As previous articles on this blog have shown, things are getting worse.[1] The impact on Europe has hit the headlines most in recent weeks, with the media focus on rising bond yields, reflecting the lack of credibility that governments have in resolving the crisis. Even the European Financial Stability Facility (the more words, the less content) faces rising yields, leading to a situation where, as one market analyst put it, “the vehicle that’s supposed to borrow on behalf of countries that can’t borrow, can’t borrow.”[2] Read that two or more times, and you will get the idea. How the EFSF is meant to leverage its remaining funds to €1000bn in this situation I will leave to the geniuses of financial engineering.
The capitalist solution to the crisis involves a wholesale destruction of conventional living standards, and more besides. There are no solutions that any political party in crisis-stricken countries can propose that will get widespread support, but the destruction will get under way in any case. More Italians may hate Berlusconi now, but his exit will do nothing to resolve Italy’s problems. The resolution implies austerity, and no reduction in Italian bond yields based on his demise will prevent that. The same thing applies to Greece, which seems to have stepped back from the brink of what may have been an even bigger shock to its living standards – leaving the euro – than is now going to happen, minus Papandreou.[3]

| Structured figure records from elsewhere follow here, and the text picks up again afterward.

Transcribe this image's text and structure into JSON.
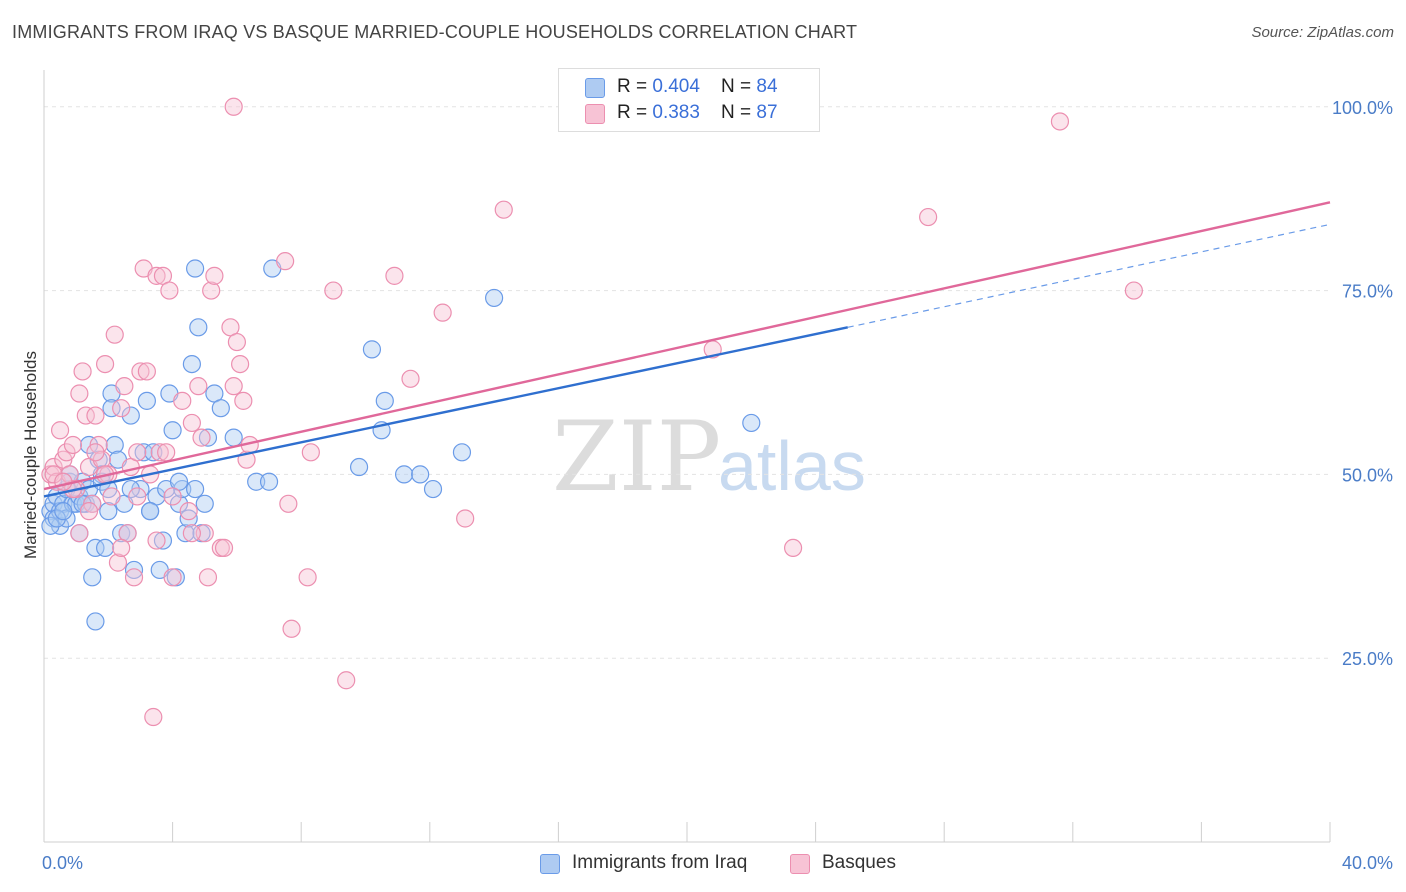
{
  "header": {
    "title": "IMMIGRANTS FROM IRAQ VS BASQUE MARRIED-COUPLE HOUSEHOLDS CORRELATION CHART",
    "source": "Source: ZipAtlas.com"
  },
  "legend": {
    "series1": {
      "r_label": "R = ",
      "r_value": "0.404",
      "n_label": "N = ",
      "n_value": "84"
    },
    "series2": {
      "r_label": "R = ",
      "r_value": "0.383",
      "n_label": "N = ",
      "n_value": "87"
    }
  },
  "watermark": {
    "zip": "ZIP",
    "atlas": "atlas"
  },
  "chart_data": {
    "type": "scatter",
    "title": "IMMIGRANTS FROM IRAQ VS BASQUE MARRIED-COUPLE HOUSEHOLDS CORRELATION CHART",
    "xlabel": "",
    "ylabel": "Married-couple Households",
    "xlim": [
      0,
      40
    ],
    "ylim": [
      0,
      105
    ],
    "x_tick_labels": [
      "0.0%",
      "40.0%"
    ],
    "y_ticks": [
      25,
      50,
      75,
      100
    ],
    "y_tick_labels": [
      "25.0%",
      "50.0%",
      "75.0%",
      "100.0%"
    ],
    "legend_position": "bottom-center",
    "series": [
      {
        "name": "Immigrants from Iraq",
        "color": "#6a9be8",
        "fill": "#aecbf2",
        "trend": {
          "x": [
            0,
            25
          ],
          "y": [
            47,
            70
          ],
          "dashed_extension": {
            "x": [
              25,
              40
            ],
            "y": [
              70,
              84
            ]
          }
        },
        "points": [
          [
            0.2,
            45
          ],
          [
            0.3,
            44
          ],
          [
            0.3,
            46
          ],
          [
            0.4,
            47
          ],
          [
            0.5,
            45
          ],
          [
            0.5,
            43
          ],
          [
            0.6,
            46
          ],
          [
            0.7,
            48
          ],
          [
            0.7,
            44
          ],
          [
            0.8,
            49
          ],
          [
            0.9,
            46
          ],
          [
            1.0,
            46
          ],
          [
            1.1,
            47
          ],
          [
            1.1,
            42
          ],
          [
            1.2,
            49
          ],
          [
            1.3,
            46
          ],
          [
            1.4,
            48
          ],
          [
            1.4,
            54
          ],
          [
            1.5,
            46
          ],
          [
            1.5,
            36
          ],
          [
            1.6,
            30
          ],
          [
            1.6,
            40
          ],
          [
            1.7,
            52
          ],
          [
            1.8,
            50
          ],
          [
            1.8,
            49
          ],
          [
            1.9,
            40
          ],
          [
            2.0,
            45
          ],
          [
            2.1,
            61
          ],
          [
            2.1,
            59
          ],
          [
            2.2,
            54
          ],
          [
            2.3,
            52
          ],
          [
            2.4,
            42
          ],
          [
            2.5,
            46
          ],
          [
            2.6,
            42
          ],
          [
            2.7,
            58
          ],
          [
            2.8,
            37
          ],
          [
            3.0,
            48
          ],
          [
            3.1,
            53
          ],
          [
            3.2,
            60
          ],
          [
            3.3,
            45
          ],
          [
            3.4,
            53
          ],
          [
            3.5,
            47
          ],
          [
            3.6,
            37
          ],
          [
            3.7,
            41
          ],
          [
            3.8,
            48
          ],
          [
            3.9,
            61
          ],
          [
            4.0,
            56
          ],
          [
            4.1,
            36
          ],
          [
            4.2,
            46
          ],
          [
            4.3,
            48
          ],
          [
            4.4,
            42
          ],
          [
            4.5,
            44
          ],
          [
            4.6,
            65
          ],
          [
            4.7,
            78
          ],
          [
            4.7,
            48
          ],
          [
            4.8,
            70
          ],
          [
            4.9,
            42
          ],
          [
            5.0,
            46
          ],
          [
            5.1,
            55
          ],
          [
            5.3,
            61
          ],
          [
            5.5,
            59
          ],
          [
            5.9,
            55
          ],
          [
            6.6,
            49
          ],
          [
            7.0,
            49
          ],
          [
            7.1,
            78
          ],
          [
            9.8,
            51
          ],
          [
            10.2,
            67
          ],
          [
            10.5,
            56
          ],
          [
            10.6,
            60
          ],
          [
            11.2,
            50
          ],
          [
            11.7,
            50
          ],
          [
            12.1,
            48
          ],
          [
            13.0,
            53
          ],
          [
            14.0,
            74
          ],
          [
            22.0,
            57
          ],
          [
            0.2,
            43
          ],
          [
            0.4,
            44
          ],
          [
            0.8,
            50
          ],
          [
            1.2,
            46
          ],
          [
            2.0,
            48
          ],
          [
            2.7,
            48
          ],
          [
            3.3,
            45
          ],
          [
            4.2,
            49
          ],
          [
            0.6,
            45
          ]
        ]
      },
      {
        "name": "Basques",
        "color": "#ec8fb0",
        "fill": "#f7c3d5",
        "trend": {
          "x": [
            0,
            40
          ],
          "y": [
            48,
            87
          ]
        },
        "points": [
          [
            0.2,
            50
          ],
          [
            0.3,
            51
          ],
          [
            0.4,
            49
          ],
          [
            0.5,
            56
          ],
          [
            0.6,
            52
          ],
          [
            0.7,
            53
          ],
          [
            0.8,
            50
          ],
          [
            0.9,
            54
          ],
          [
            1.0,
            48
          ],
          [
            1.1,
            61
          ],
          [
            1.2,
            64
          ],
          [
            1.3,
            58
          ],
          [
            1.4,
            51
          ],
          [
            1.5,
            46
          ],
          [
            1.6,
            58
          ],
          [
            1.7,
            54
          ],
          [
            1.8,
            52
          ],
          [
            1.9,
            65
          ],
          [
            2.0,
            50
          ],
          [
            2.1,
            47
          ],
          [
            2.2,
            69
          ],
          [
            2.3,
            38
          ],
          [
            2.4,
            59
          ],
          [
            2.5,
            62
          ],
          [
            2.6,
            42
          ],
          [
            2.7,
            51
          ],
          [
            2.8,
            36
          ],
          [
            2.9,
            53
          ],
          [
            3.0,
            64
          ],
          [
            3.1,
            78
          ],
          [
            3.2,
            64
          ],
          [
            3.3,
            50
          ],
          [
            3.4,
            17
          ],
          [
            3.5,
            77
          ],
          [
            3.6,
            53
          ],
          [
            3.7,
            77
          ],
          [
            3.8,
            53
          ],
          [
            3.9,
            75
          ],
          [
            4.0,
            36
          ],
          [
            4.3,
            60
          ],
          [
            4.5,
            45
          ],
          [
            4.6,
            57
          ],
          [
            4.8,
            62
          ],
          [
            4.9,
            55
          ],
          [
            5.0,
            42
          ],
          [
            5.1,
            36
          ],
          [
            5.2,
            75
          ],
          [
            5.3,
            77
          ],
          [
            5.5,
            40
          ],
          [
            5.6,
            40
          ],
          [
            5.8,
            70
          ],
          [
            5.9,
            62
          ],
          [
            6.0,
            68
          ],
          [
            6.1,
            65
          ],
          [
            6.2,
            60
          ],
          [
            6.3,
            52
          ],
          [
            6.4,
            54
          ],
          [
            7.5,
            79
          ],
          [
            7.6,
            46
          ],
          [
            7.7,
            29
          ],
          [
            8.2,
            36
          ],
          [
            8.3,
            53
          ],
          [
            9.0,
            75
          ],
          [
            9.4,
            22
          ],
          [
            10.9,
            77
          ],
          [
            11.4,
            63
          ],
          [
            12.4,
            72
          ],
          [
            13.1,
            44
          ],
          [
            14.3,
            86
          ],
          [
            20.8,
            67
          ],
          [
            23.3,
            40
          ],
          [
            27.5,
            85
          ],
          [
            31.6,
            98
          ],
          [
            33.9,
            75
          ],
          [
            5.9,
            100
          ],
          [
            0.3,
            50
          ],
          [
            0.9,
            48
          ],
          [
            1.4,
            45
          ],
          [
            1.9,
            50
          ],
          [
            2.4,
            40
          ],
          [
            2.9,
            47
          ],
          [
            3.5,
            41
          ],
          [
            4.0,
            47
          ],
          [
            4.6,
            42
          ],
          [
            1.1,
            42
          ],
          [
            0.6,
            49
          ],
          [
            1.6,
            53
          ]
        ]
      }
    ]
  }
}
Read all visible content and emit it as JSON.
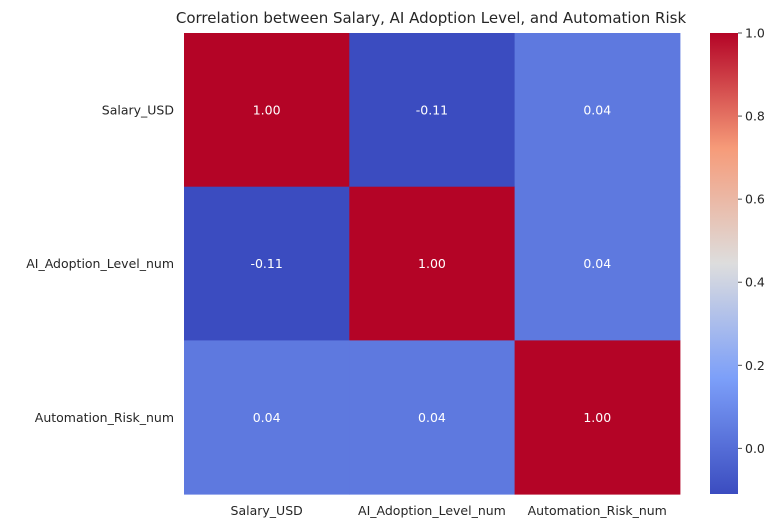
{
  "chart_data": {
    "type": "heatmap",
    "title": "Correlation between Salary, AI Adoption Level, and Automation Risk",
    "xlabel": "",
    "ylabel": "",
    "x_categories": [
      "Salary_USD",
      "AI_Adoption_Level_num",
      "Automation_Risk_num"
    ],
    "y_categories": [
      "Salary_USD",
      "AI_Adoption_Level_num",
      "Automation_Risk_num"
    ],
    "values": [
      [
        1.0,
        -0.11,
        0.04
      ],
      [
        -0.11,
        1.0,
        0.04
      ],
      [
        0.04,
        0.04,
        1.0
      ]
    ],
    "value_format": "0.00",
    "annotations": true,
    "colormap": "coolwarm",
    "colorbar": {
      "range": [
        -0.11,
        1.0
      ],
      "ticks": [
        "0.0",
        "0.2",
        "0.4",
        "0.6",
        "0.8",
        "1.0"
      ]
    },
    "grid": false
  }
}
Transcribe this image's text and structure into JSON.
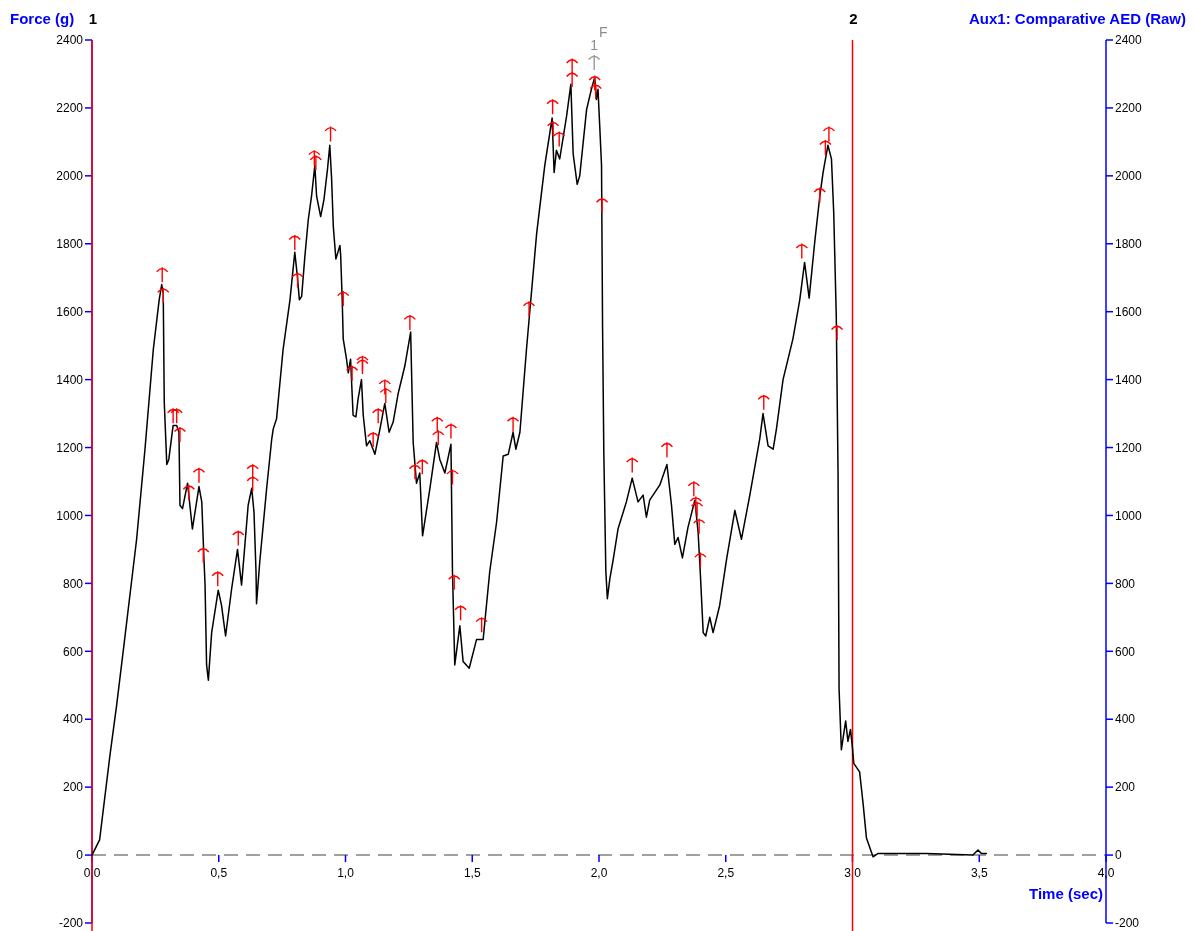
{
  "chart_data": {
    "type": "line",
    "xlabel": "Time (sec)",
    "ylabel": "Force (g)",
    "y2label": "Aux1: Comparative AED (Raw)",
    "xlim": [
      0,
      4
    ],
    "xticks": [
      {
        "value": 0,
        "label": "0,0"
      },
      {
        "value": 0.5,
        "label": "0,5"
      },
      {
        "value": 1,
        "label": "1,0"
      },
      {
        "value": 1.5,
        "label": "1,5"
      },
      {
        "value": 2,
        "label": "2,0"
      },
      {
        "value": 2.5,
        "label": "2,5"
      },
      {
        "value": 3,
        "label": "3,0"
      },
      {
        "value": 3.5,
        "label": "3,5"
      },
      {
        "value": 4,
        "label": "4,0"
      }
    ],
    "ylim": [
      -200,
      2400
    ],
    "yticks": [
      -200,
      0,
      200,
      400,
      600,
      800,
      1000,
      1200,
      1400,
      1600,
      1800,
      2000,
      2200,
      2400
    ],
    "y2lim": [
      -200,
      2400
    ],
    "y2ticks": [
      -200,
      0,
      200,
      400,
      600,
      800,
      1000,
      1200,
      1400,
      1600,
      1800,
      2000,
      2200,
      2400
    ],
    "ref_lines": [
      {
        "axis": "y",
        "value": 0,
        "color": "#a0a0a0",
        "line_style": "dashed"
      },
      {
        "axis": "x",
        "value": 0,
        "color": "#ff0000"
      },
      {
        "axis": "x",
        "value": 3.0,
        "color": "#ff0000"
      }
    ],
    "series": [
      {
        "type": "line",
        "color": "#000000",
        "x": [
          0,
          0.03,
          0.071,
          0.097,
          0.123,
          0.176,
          0.209,
          0.242,
          0.265,
          0.275,
          0.281,
          0.285,
          0.295,
          0.303,
          0.32,
          0.334,
          0.343,
          0.347,
          0.357,
          0.377,
          0.396,
          0.422,
          0.433,
          0.442,
          0.446,
          0.452,
          0.459,
          0.472,
          0.498,
          0.511,
          0.527,
          0.551,
          0.574,
          0.59,
          0.616,
          0.63,
          0.639,
          0.647,
          0.649,
          0.662,
          0.689,
          0.709,
          0.715,
          0.728,
          0.754,
          0.781,
          0.8,
          0.81,
          0.818,
          0.827,
          0.84,
          0.853,
          0.866,
          0.879,
          0.886,
          0.902,
          0.915,
          0.929,
          0.938,
          0.945,
          0.952,
          0.962,
          0.978,
          0.981,
          0.987,
          0.991,
          1.004,
          1.011,
          1.02,
          1.03,
          1.041,
          1.05,
          1.063,
          1.07,
          1.083,
          1.096,
          1.116,
          1.136,
          1.155,
          1.172,
          1.188,
          1.208,
          1.234,
          1.257,
          1.267,
          1.28,
          1.293,
          1.304,
          1.333,
          1.359,
          1.372,
          1.392,
          1.416,
          1.422,
          1.431,
          1.451,
          1.464,
          1.488,
          1.517,
          1.543,
          1.569,
          1.596,
          1.622,
          1.642,
          1.661,
          1.672,
          1.688,
          1.714,
          1.754,
          1.786,
          1.815,
          1.823,
          1.832,
          1.845,
          1.872,
          1.889,
          1.898,
          1.914,
          1.924,
          1.951,
          1.97,
          1.983,
          1.99,
          1.996,
          2.003,
          2.01,
          2.014,
          2.019,
          2.027,
          2.033,
          2.043,
          2.056,
          2.075,
          2.108,
          2.131,
          2.154,
          2.174,
          2.187,
          2.2,
          2.24,
          2.268,
          2.286,
          2.299,
          2.312,
          2.329,
          2.351,
          2.378,
          2.391,
          2.4,
          2.411,
          2.421,
          2.437,
          2.45,
          2.476,
          2.503,
          2.536,
          2.562,
          2.595,
          2.634,
          2.647,
          2.667,
          2.687,
          2.7,
          2.726,
          2.765,
          2.792,
          2.811,
          2.829,
          2.851,
          2.871,
          2.884,
          2.903,
          2.917,
          2.926,
          2.936,
          2.943,
          2.947,
          2.956,
          2.973,
          2.982,
          2.992,
          3.0,
          3.005,
          3.028,
          3.042,
          3.055,
          3.081,
          3.101,
          3.291,
          3.475,
          3.495,
          3.508,
          3.528
        ],
        "values": [
          0,
          45,
          295,
          440,
          600,
          930,
          1195,
          1490,
          1635,
          1680,
          1655,
          1335,
          1150,
          1165,
          1265,
          1265,
          1245,
          1030,
          1020,
          1095,
          960,
          1085,
          1040,
          865,
          795,
          560,
          515,
          655,
          780,
          735,
          645,
          785,
          900,
          795,
          1030,
          1080,
          1010,
          835,
          740,
          865,
          1080,
          1225,
          1255,
          1285,
          1490,
          1635,
          1775,
          1705,
          1635,
          1645,
          1765,
          1870,
          1940,
          2030,
          1940,
          1880,
          1930,
          2020,
          2090,
          1995,
          1850,
          1755,
          1795,
          1765,
          1635,
          1520,
          1460,
          1420,
          1460,
          1295,
          1290,
          1345,
          1400,
          1295,
          1205,
          1220,
          1180,
          1255,
          1330,
          1245,
          1275,
          1360,
          1440,
          1540,
          1215,
          1095,
          1125,
          940,
          1080,
          1215,
          1165,
          1125,
          1210,
          835,
          560,
          675,
          570,
          550,
          635,
          635,
          835,
          980,
          1175,
          1180,
          1245,
          1195,
          1245,
          1490,
          1830,
          2030,
          2170,
          2010,
          2075,
          2050,
          2175,
          2270,
          2065,
          1975,
          2000,
          2195,
          2255,
          2290,
          2225,
          2255,
          2145,
          2030,
          1560,
          1185,
          835,
          755,
          815,
          870,
          960,
          1040,
          1110,
          1040,
          1060,
          995,
          1045,
          1090,
          1150,
          1030,
          915,
          935,
          875,
          965,
          1045,
          950,
          825,
          655,
          645,
          700,
          655,
          735,
          870,
          1015,
          930,
          1060,
          1225,
          1300,
          1205,
          1195,
          1255,
          1400,
          1520,
          1635,
          1745,
          1640,
          1805,
          1940,
          2010,
          2090,
          2050,
          1890,
          1585,
          1125,
          490,
          310,
          395,
          335,
          370,
          315,
          270,
          245,
          150,
          50,
          -5,
          5,
          5,
          0,
          15,
          5,
          5
        ]
      },
      {
        "type": "scatter",
        "color": "#ff0000",
        "marker": "cross",
        "x": [
          0.277,
          0.281,
          0.32,
          0.334,
          0.347,
          0.382,
          0.422,
          0.439,
          0.496,
          0.577,
          0.634,
          0.634,
          0.8,
          0.811,
          0.877,
          0.883,
          0.941,
          0.991,
          1.026,
          1.067,
          1.067,
          1.109,
          1.129,
          1.155,
          1.159,
          1.254,
          1.274,
          1.303,
          1.362,
          1.366,
          1.416,
          1.422,
          1.429,
          1.454,
          1.537,
          1.661,
          1.724,
          1.817,
          1.819,
          1.843,
          1.894,
          1.894,
          1.983,
          1.987,
          2.012,
          2.131,
          2.268,
          2.374,
          2.382,
          2.387,
          2.395,
          2.4,
          2.65,
          2.8,
          2.871,
          2.893,
          2.907,
          2.939
        ],
        "values": [
          1710,
          1650,
          1295,
          1295,
          1240,
          1070,
          1120,
          885,
          815,
          935,
          1130,
          1095,
          1805,
          1695,
          2055,
          2040,
          2125,
          1640,
          1420,
          1450,
          1440,
          1225,
          1295,
          1380,
          1355,
          1570,
          1130,
          1145,
          1270,
          1230,
          1250,
          1115,
          805,
          715,
          680,
          1270,
          1610,
          2205,
          2140,
          2110,
          2325,
          2285,
          2275,
          2250,
          1915,
          1150,
          1195,
          1080,
          1035,
          1020,
          970,
          870,
          1335,
          1780,
          1945,
          2085,
          2125,
          1540
        ]
      },
      {
        "type": "scatter",
        "color": "#999999",
        "marker": "cross",
        "x": [
          1.981
        ],
        "values": [
          2335
        ]
      }
    ],
    "annotations": [
      {
        "text": "1",
        "x": 0,
        "y": 2400
      },
      {
        "text": "1",
        "x": 1.981,
        "y": 2335
      },
      {
        "text": "F",
        "x": 1.981,
        "y": 2335
      },
      {
        "text": "2",
        "x": 3.0,
        "y": 2400
      }
    ]
  }
}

The main European imperial powers, Germany and France, have their own reckoning to ponder. Busy trying to maintain the system they built, they have found their own finances under threat, as reflected in the weakened position of the EFSF, Sarkozy’s worries about French banks and Merkel’s troubles in the Bundestag. ‘Merkozy’ can deliberate, but the capitalist market decides. That is what the Law of Value is all about.
Tony Norfield, 8 November 2011
[1] See ‘It Can Always Get Worse’, 22 September 2011.
[2] See Lex Column, Financial Times, 3 November 2011.
[3] In my view, the costs for Greece of leaving the euro are huge. There are no historical examples of leaving a currency system after having given up the domestic currency and having spent a decade writing commercial contracts in a joint currency. The banking system may collapse within the euro system; it would definitely collapse outside of it.